I found some sample code which includes a fallback case for if no
'uchr' resource is found (it uses plain KeyTranslate in this case)
and I'm wondering whether this is still relevant in the Leopard-and-
above timeframe.
John Stiles wrote:
Sweet, I will take a look at this and post back when I have results
or questions. Thanks!
Greg Titus wrote:
I think you'd ask the NSEvent for its -keyCode, then pass that key
code to UCKeyTranslate() with all the modifier key state
(including shift) turned off in order to get a unicode string for
what that key would mean if the user hadn't been pressing any
modifiers.
Hope that helps,
- Greg
On Apr 17, 2008, at 9:02 AM, John Stiles wrote:
I have an NSEvent and I need to know what key the user has
pressed, minus any of the modifiers.

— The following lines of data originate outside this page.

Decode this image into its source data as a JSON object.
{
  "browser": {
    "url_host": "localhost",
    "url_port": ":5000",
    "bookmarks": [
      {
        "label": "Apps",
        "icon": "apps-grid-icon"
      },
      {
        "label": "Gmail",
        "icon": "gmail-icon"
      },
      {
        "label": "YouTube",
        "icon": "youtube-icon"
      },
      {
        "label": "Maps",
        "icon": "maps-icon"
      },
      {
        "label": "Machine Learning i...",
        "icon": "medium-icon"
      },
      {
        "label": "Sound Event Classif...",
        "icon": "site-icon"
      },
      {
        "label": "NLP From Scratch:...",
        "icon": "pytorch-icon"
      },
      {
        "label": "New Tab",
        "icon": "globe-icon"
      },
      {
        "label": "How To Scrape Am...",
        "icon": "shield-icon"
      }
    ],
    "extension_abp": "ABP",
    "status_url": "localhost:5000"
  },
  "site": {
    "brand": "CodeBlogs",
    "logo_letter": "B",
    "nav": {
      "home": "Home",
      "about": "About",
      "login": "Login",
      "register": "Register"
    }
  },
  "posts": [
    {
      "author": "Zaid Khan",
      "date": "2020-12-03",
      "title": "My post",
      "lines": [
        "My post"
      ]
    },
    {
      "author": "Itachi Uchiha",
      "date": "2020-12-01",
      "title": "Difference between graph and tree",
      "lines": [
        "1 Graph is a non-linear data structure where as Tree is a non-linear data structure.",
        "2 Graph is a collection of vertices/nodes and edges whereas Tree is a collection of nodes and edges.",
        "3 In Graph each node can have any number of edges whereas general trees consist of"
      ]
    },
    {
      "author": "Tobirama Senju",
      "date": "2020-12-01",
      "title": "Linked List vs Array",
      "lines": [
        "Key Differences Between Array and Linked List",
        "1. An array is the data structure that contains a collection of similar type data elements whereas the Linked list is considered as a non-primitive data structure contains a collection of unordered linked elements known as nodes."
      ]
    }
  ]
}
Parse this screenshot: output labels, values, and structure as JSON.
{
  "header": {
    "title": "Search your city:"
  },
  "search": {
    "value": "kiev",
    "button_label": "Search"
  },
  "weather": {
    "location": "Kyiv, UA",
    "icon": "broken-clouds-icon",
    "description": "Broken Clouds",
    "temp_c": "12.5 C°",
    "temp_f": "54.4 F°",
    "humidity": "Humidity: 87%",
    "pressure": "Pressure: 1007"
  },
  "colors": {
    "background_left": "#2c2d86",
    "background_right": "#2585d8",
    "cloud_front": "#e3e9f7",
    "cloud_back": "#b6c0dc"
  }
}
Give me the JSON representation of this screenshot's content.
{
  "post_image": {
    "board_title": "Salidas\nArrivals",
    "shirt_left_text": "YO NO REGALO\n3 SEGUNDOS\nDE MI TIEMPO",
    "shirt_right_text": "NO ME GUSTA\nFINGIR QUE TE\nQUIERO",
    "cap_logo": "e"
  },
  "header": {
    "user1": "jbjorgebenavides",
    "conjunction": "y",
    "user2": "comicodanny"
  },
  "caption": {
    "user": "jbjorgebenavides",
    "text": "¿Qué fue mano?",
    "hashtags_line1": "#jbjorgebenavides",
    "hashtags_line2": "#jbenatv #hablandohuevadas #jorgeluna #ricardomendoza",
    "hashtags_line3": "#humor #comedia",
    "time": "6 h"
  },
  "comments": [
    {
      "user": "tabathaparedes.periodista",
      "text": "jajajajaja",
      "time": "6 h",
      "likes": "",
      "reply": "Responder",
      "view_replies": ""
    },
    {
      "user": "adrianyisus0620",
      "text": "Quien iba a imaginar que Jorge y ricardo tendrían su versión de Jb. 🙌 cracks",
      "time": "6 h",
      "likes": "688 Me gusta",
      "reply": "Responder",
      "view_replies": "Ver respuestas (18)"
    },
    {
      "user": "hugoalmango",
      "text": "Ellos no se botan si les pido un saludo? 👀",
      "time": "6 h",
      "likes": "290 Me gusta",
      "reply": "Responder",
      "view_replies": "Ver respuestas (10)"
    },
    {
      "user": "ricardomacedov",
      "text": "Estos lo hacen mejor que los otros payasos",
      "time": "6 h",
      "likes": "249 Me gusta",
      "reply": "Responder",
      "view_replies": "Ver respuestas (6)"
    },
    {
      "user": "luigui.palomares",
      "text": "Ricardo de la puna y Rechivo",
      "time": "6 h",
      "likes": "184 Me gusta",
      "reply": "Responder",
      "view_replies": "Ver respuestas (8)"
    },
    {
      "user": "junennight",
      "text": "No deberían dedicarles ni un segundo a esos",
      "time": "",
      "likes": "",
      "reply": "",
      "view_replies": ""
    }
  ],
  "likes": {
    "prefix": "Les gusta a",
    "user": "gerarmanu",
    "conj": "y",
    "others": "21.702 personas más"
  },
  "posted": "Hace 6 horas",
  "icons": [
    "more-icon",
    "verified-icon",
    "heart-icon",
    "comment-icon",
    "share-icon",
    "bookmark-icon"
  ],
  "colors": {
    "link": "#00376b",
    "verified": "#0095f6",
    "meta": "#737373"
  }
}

NSEvent -
charactersIgnoringModifiers seems like a good place to start, but
it has one serious flaw—it does not ignore the Shift key. So, for
instance, it won't change ~ to `, ! to 1 or { to [.
I need this for my app, because I am trying to implement
functionality where the user can add custom hotkeys to buttons or
menu items—this is a requirement of the design, it works well
conceptually, and it works well on the Windows side. On the Mac
side, however, there are lots of problems where AppKit will get
confused when two items have similar hotkeys (such as rdar://
5848023 [NSResponder] Problem with button hotkeys and shift
modifier, which I posted about here before) and the end result is
that it, with some key combinations, AppKit sends the action
message to the wrong menu item or button.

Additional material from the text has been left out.